Predictive coding over the lifespan: Increased reliance on perceptual priors in older adults — a magnetoencephalography and dynamic causal modelling study

2017 
Aging is accompanied by unisensory decline; but to compensate for this, two complementary strategies are potentially relied upon increasingly: first, older adults integrate more information from different sensory organs. Second, according to predictive coding (PC) we form 'templates' (internal models or 'priors') of the environment through our experiences. It is through increased life experience that older adults may rely more on these templates compared to younger adults. Multisensory integration and predictive coding would be effective strategies for the perception of near-threshold stimuli, but they come at the cost of integrating irrelevant information. Their role can be studied in multisensory illusions because these require the integration of different sensory information, as well as an internal model of the world that can take precedence over sensory input. Here, we elicited a classic multisensory illusion, the sound-induced flash illusion, in younger (mean: 27 yrs) and older (mean: 67 yrs) adult participants while recording the magnetoencephalogram.

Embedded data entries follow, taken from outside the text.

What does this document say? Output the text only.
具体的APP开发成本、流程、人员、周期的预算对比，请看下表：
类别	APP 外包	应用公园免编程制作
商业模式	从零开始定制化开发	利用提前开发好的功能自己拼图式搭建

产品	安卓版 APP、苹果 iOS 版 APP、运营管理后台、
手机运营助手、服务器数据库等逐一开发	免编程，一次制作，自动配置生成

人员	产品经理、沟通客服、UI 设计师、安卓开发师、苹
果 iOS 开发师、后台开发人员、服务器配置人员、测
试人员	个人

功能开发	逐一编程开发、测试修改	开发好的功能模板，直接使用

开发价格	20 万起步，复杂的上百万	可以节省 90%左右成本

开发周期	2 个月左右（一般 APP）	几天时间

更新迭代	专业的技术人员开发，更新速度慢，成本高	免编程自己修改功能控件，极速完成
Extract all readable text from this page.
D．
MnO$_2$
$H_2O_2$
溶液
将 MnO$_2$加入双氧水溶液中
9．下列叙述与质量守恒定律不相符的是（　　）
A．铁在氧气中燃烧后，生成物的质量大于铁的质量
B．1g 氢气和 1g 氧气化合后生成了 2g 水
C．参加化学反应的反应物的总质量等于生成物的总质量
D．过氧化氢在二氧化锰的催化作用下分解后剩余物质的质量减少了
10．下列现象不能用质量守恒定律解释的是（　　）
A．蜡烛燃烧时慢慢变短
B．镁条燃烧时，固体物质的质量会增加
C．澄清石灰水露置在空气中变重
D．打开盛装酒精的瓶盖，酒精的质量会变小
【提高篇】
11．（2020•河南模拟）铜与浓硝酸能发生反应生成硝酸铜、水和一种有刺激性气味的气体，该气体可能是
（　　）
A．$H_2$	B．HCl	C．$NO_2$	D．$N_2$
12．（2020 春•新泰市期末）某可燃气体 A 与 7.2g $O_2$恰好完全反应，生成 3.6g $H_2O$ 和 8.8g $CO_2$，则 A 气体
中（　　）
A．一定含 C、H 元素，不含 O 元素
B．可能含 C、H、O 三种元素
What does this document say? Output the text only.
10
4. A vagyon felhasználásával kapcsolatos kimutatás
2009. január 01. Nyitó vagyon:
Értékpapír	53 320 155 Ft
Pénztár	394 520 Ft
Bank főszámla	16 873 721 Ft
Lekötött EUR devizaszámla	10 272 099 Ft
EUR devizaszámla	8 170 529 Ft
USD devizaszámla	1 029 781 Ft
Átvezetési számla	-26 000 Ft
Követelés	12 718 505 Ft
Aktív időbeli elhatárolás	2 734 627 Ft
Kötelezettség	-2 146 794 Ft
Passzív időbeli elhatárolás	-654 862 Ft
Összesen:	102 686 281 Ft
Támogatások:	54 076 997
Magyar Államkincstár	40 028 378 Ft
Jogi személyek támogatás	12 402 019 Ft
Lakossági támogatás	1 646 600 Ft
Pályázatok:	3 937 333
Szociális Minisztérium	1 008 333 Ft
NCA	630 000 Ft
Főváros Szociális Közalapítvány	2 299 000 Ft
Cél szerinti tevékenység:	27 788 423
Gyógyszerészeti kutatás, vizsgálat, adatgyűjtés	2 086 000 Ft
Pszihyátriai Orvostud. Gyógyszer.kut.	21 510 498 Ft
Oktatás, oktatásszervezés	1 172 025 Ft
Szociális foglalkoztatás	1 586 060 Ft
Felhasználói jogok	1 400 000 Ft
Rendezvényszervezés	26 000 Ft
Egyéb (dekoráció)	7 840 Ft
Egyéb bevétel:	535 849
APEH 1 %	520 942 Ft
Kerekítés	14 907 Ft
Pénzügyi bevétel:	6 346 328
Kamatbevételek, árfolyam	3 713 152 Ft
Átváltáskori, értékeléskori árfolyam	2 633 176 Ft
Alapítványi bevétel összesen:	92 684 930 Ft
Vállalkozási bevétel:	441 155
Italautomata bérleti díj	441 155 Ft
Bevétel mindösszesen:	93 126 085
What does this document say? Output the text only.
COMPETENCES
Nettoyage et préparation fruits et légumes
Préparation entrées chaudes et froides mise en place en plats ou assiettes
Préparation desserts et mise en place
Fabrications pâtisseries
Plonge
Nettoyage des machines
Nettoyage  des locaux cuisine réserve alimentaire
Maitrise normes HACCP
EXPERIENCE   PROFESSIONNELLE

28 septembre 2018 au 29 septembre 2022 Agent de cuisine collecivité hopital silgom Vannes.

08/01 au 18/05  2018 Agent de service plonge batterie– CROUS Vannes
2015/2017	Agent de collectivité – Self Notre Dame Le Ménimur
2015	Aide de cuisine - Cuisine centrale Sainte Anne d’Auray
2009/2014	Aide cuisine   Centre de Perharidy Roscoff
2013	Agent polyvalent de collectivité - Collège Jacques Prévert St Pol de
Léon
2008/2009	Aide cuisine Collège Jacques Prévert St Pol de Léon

Older adults perceived more illusions than younger adults. Older adults had increased pre-stimulus beta (β)-band activity compared to younger adults as predicted by microcircuit theories of predictive coding, which suggest priors and predictions are linked to β-band activity. In line with our hypothesis, transfer entropy analysis and dynamic causal models of pre-stimulus MEG data revealed a stronger illusion-related modulation of cross-modal connectivity from auditory to visual cortices in older compared to younger adults. We interpret this as the neural correlate of increased reliance on a cross-modal predictive template in older adults that is leading to the illusory percept.